雖然輸入資料是均等劃分並且並行分配，但是output loss每次都會在第一塊GPU聚合相加計算，所以第一塊GPU的記憶體負載和使用率會大於其他顯示卡。

_check_balance 函式會檢查負載是否平衡，如果記憶體或者處理器 max/min > 0.75 會有警告。

def _check_balance(device_ids):
    imbalance_warn = """
    There is an imbalance between your GPUs. You may want to exclude GPU {} which
    has less than 75% of the memory or cores of GPU {}. You can do so by setting
    the device_ids argument to DataParallel, or by setting the CUDA_VISIBLE_DEVICES
    environment variable."""
    device_ids = [_get_device_index(x, True) for x in device_ids]
    dev_props = _get_devices_properties(device_ids)

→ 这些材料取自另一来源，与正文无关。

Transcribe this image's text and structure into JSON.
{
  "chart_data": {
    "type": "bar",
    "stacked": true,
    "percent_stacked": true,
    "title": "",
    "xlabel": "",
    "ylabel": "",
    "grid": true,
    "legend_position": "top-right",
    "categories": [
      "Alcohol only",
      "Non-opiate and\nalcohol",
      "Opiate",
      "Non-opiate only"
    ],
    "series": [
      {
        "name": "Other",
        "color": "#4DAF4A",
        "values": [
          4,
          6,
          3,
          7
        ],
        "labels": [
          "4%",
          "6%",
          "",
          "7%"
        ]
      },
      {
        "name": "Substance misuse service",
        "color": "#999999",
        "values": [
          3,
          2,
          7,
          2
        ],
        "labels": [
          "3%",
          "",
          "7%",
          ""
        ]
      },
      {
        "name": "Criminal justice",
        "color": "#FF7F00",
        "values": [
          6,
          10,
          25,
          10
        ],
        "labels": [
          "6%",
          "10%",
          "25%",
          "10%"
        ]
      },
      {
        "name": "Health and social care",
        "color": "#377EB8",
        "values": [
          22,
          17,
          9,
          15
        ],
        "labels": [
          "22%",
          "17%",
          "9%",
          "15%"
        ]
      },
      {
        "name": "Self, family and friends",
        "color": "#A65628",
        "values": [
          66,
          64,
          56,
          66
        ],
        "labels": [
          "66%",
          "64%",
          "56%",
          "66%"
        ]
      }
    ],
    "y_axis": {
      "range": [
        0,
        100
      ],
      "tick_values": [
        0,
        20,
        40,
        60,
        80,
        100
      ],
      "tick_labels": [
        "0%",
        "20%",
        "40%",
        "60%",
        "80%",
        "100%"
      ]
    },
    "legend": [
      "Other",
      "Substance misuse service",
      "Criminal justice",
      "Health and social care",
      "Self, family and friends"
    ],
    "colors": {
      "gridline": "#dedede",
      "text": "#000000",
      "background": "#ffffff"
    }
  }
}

    def warn_imbalance(get_prop):
        values = [get_prop(props) for props in dev_props]
        min_pos, min_val = min(enumerate(values), key=operator.itemgetter(1))
        max_pos, max_val = max(enumerate(values), key=operator.itemgetter(1))
        if min_val / max_val < 0.75:
            warnings.warn(imbalance_warn.format(device_ids[min_pos], device_ids[max_pos]))
            return True
        return False

    if warn_imbalance(lambda props: props.total_memory):
        return
    if warn_imbalance(lambda props: props.multi_processor_count):
        return

0x04 前向傳播

DataParallel平行計算只存在在前向傳播過程之中。

4.1 總述

之前示例之中已經用 cuda() 函式來把模型放到 GPU[0] 之上，GPU[0] 這裡已經有了模型的parameters 和 buffers。

model=model.cuda()

所以forward函式之中，就不用作這一步，而是從分發模型和資料開始，需要注意的是：每次前向傳播的時候都會分發模型。具體分為幾個步驟。

驗證：遍歷module的parameters和buffers，看看是否都在GPU[0]之上，如果不在，報錯。
分發（(Scatter）輸入資料：將輸入資料根據其第一個維度（一般是 batch 大小）劃分多份，傳送到多個 GPU；
複製（Replicate）模型：將模型分別拷貝到多個 GPU；
並行應用（parallel_apply）：在多個模型之上並行進行前向傳播。因為 GPU device_ids[0] 和 base parallelized module 共享儲存，所以在device[0] 上的 in-place 更新也會被保留下來，其他的GPU則不會。
收集（Gather）：收集從多個 GPU 上傳送回來的資料；

具體程式碼如下：

    def forward(self, *inputs, **kwargs):
        
        with torch.autograd.profiler.record_function("DataParallel.forward"):
            # 如果機器上沒有GPU，則直接用CPU執行
            if not self.device_ids:
                return self.module(*inputs, **kwargs)
        
            # 遍歷module的parameters和buffers，看看是否都在GPU[0]之上，如果不在，報錯。
            for t in chain(self.module.parameters(), self.module.buffers()):
                if t.device != self.src_device_obj:
                    raise RuntimeError("module must have its parameters and buffers "
                                       "on device {} (device_ids[0]) but found one of "
                                       "them on device: {}".format(self.src_device_obj, t.device))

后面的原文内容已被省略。